Saeed Amen, a quant and co-author of The Book of Alternative Data (published in July), describes why the concept of understanding point-in-time data is crucial when it comes to performing historical analysis of the market.
- If data is not recorded point-in-time, we could be using ‘future’ data in our backtest, This will pollute the analysis with hindsight bias, which can artificially make results look better.
- It is crucial to ensure that your data vendor provides point-in-time data. This is particularly the case for datasets that are often subject to revision, such as macroeconomic and company fundamental data.
- Point-in-time recording of data is also a factor to be considered when analyzing alternative datasets.
For more data-driven insights in your Inbox, subscribe to the Refinitiv Perspectives weekly newsletter.
What’s ‘point-in-time’ when it comes to data?
Point-in-time data is a very important consideration when performing any sort of historical market analysis. We can start to illustrate how it works through an example, before digging down in the subject further.
How is point-in-time data applied to analysis?
Let’s say we are backtesting a trading strategy and we are using the past five years of historical data as our input.
Our model is assumed to trade once a day, at the market close, and we’ll say we are calculating the trading signal for 1 January 2020 in our backtest. At that point, we should only have data for 1 January 2020, 31 December 2019, 30 December 2019 etc.
In other words, our backtest should only see historical data, not any future data. If we know future data, our results are going to look better.
However, using future data makes a strategy untradeable in a live environment.
An example of a very simple untradable trading strategy, which employs a healthy dose of hindsight bias, would use an input of tomorrow’s stock price. The strategy uses tomorrow’s price to determine whether to buy and sell today. If the price goes up tomorrow, assign a signal of ‘buy’ for today. Things are obvious, if you know the outcome.
If we are trading live, we don’t have any crystal ball to see prices from the future. Hence, we can’t download any future data. However, in a backtest it is more tricky to ensure that future data somehow doesn’t seep into our dataset.
In a backtest, we need to avoid loading future prices from our database, whenever doing a calculation. For example, if we are calculating what the trading signal would have been on 1 January 2020, we need to ensure that the price for 2 January 2020 (or indeed any data generated after 1 January 2020) is not used.
If we are not using point-in-time data, we could end up with a backtest that is not properly representative of a strategy’s historical performance. Any subsequent trading decision based on such a backtest could be made as a result of inaccurate data. We could end up investing in a strategy that is not as attractive as our statistical analysis suggests, because of hindsight bias induced by using data which isn’t point-in-time.
Checking data is recorded point-in-time
However, this is not enough.

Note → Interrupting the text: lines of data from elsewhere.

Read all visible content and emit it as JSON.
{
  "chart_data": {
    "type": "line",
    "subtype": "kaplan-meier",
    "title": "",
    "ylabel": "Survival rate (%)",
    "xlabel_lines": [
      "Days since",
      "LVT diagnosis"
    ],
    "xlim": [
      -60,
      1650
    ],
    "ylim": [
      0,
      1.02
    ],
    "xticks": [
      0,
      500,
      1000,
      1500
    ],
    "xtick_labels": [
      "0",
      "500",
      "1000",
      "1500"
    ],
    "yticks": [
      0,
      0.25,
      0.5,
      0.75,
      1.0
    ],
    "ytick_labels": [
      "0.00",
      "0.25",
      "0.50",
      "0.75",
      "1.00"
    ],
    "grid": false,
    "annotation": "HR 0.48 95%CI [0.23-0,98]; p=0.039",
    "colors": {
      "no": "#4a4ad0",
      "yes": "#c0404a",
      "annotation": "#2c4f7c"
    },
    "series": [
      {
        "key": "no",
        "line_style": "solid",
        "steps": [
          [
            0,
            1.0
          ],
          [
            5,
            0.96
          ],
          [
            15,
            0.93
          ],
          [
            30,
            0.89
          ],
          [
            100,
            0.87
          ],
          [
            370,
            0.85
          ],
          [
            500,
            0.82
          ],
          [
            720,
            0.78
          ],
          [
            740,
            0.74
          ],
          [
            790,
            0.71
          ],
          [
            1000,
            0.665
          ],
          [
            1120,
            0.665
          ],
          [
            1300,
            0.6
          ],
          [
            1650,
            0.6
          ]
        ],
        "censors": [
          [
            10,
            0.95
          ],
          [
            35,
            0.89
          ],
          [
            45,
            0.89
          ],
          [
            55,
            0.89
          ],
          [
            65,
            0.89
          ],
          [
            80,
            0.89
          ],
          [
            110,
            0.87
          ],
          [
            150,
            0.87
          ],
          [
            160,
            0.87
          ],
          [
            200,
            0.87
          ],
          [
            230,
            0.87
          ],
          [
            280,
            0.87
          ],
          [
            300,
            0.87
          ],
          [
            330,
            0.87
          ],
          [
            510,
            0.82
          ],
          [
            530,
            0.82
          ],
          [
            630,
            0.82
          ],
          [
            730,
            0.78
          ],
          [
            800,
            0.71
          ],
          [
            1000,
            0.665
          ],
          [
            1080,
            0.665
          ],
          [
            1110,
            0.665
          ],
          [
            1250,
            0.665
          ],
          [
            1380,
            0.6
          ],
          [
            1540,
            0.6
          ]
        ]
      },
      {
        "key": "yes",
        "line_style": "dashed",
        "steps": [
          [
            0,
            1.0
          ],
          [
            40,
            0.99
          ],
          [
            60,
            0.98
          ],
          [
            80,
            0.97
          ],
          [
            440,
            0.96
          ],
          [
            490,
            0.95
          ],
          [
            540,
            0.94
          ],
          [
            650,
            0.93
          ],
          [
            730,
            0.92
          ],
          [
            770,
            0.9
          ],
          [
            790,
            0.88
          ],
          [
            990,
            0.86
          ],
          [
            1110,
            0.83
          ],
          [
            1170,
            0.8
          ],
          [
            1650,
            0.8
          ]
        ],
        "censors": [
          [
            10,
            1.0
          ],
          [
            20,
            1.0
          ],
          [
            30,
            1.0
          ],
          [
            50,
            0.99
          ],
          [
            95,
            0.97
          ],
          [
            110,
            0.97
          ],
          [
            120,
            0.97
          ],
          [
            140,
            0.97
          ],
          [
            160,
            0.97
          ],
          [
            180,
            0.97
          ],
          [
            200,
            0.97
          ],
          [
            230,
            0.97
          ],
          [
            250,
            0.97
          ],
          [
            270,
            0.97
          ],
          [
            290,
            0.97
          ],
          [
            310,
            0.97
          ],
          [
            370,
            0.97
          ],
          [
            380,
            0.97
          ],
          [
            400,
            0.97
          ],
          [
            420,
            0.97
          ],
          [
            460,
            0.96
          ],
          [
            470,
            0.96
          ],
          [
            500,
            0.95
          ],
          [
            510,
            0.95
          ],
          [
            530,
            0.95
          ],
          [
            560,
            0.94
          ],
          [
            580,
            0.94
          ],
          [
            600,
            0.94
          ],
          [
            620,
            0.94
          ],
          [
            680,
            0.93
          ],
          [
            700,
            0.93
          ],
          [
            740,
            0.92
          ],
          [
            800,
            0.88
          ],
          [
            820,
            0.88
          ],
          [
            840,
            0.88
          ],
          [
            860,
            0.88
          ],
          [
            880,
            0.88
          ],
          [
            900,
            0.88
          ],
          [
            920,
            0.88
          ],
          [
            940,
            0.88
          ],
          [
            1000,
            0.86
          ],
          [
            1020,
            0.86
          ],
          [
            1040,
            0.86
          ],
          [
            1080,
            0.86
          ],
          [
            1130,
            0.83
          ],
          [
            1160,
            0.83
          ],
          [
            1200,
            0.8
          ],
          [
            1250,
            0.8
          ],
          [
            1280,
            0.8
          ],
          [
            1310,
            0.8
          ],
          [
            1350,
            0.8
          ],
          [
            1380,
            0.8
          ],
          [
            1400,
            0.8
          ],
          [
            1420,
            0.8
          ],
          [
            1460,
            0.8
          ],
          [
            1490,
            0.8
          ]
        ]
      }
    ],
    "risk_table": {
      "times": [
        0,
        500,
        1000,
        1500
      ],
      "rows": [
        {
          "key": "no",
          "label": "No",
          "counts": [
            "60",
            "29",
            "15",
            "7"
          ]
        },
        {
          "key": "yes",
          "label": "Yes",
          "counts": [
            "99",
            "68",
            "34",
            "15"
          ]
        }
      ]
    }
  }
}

We need to ensure that any data we are using is recorded point-in-time, so that every data point has a timestamp recorded for when it was collected or updated.
We need to inspect this timestamp alongside each data point, so we don’t inadvertently end up using future revisions when backtesting. Macroeconomic and company fundamental datasets, and alternative data (such as machine readable news) more broadly can often be subject to revision many times.
Let’s take a macroeconomic data release, such as Q1 U.S. GDP (i.e. from 1 January – 31 March 2019), which is released several times for the same period:
- Advance GDP estimate: 25 April 2019
- Second GDP estimate: 30 May 2019
- Third GDP estimate: 27 June 2019
If we want to backtest a trading strategy which uses U.S. GDP as an input, we need to make sure that whatever number we are using for U.S. GDP has been collected before our trading date.
For example, we can only use the advance estimate from 25 April onwards in our trading calculations, the second estimate from 30 May onwards, and so on.
How do alternative datasets affect point-in-time?
When using alternative datasets, we must also be aware of the impact of point-in-time issues.
Let’s say we are constructing a dataset that records the car counts of retailer car parks, which involves collecting satellite imagery. We need to be sure that our observations for car counts have the same timestamps as the images we are collecting, and we are not inadvertently using ‘future’ images to backfill our car count dataset.
Point-in-time data enables investors to assess the evolution of a particular data point, rather than just observing the final revised figure in the data history.
As well as being key for performing an accurate and representative backtest, having access to multiple revisions can provide additional inputs for your model. You can consequently go backwards in time to see different revisions of the same data point, together with a timestamp for the release time.
The issue of point-in-time can seem very subtle. However, ignoring it can render historical market analysis unrealistic and result in investors coming to the wrong conclusions. To prevent running into this problem, it’s crucial to make sure that your data vendor offers point-in-time datasets.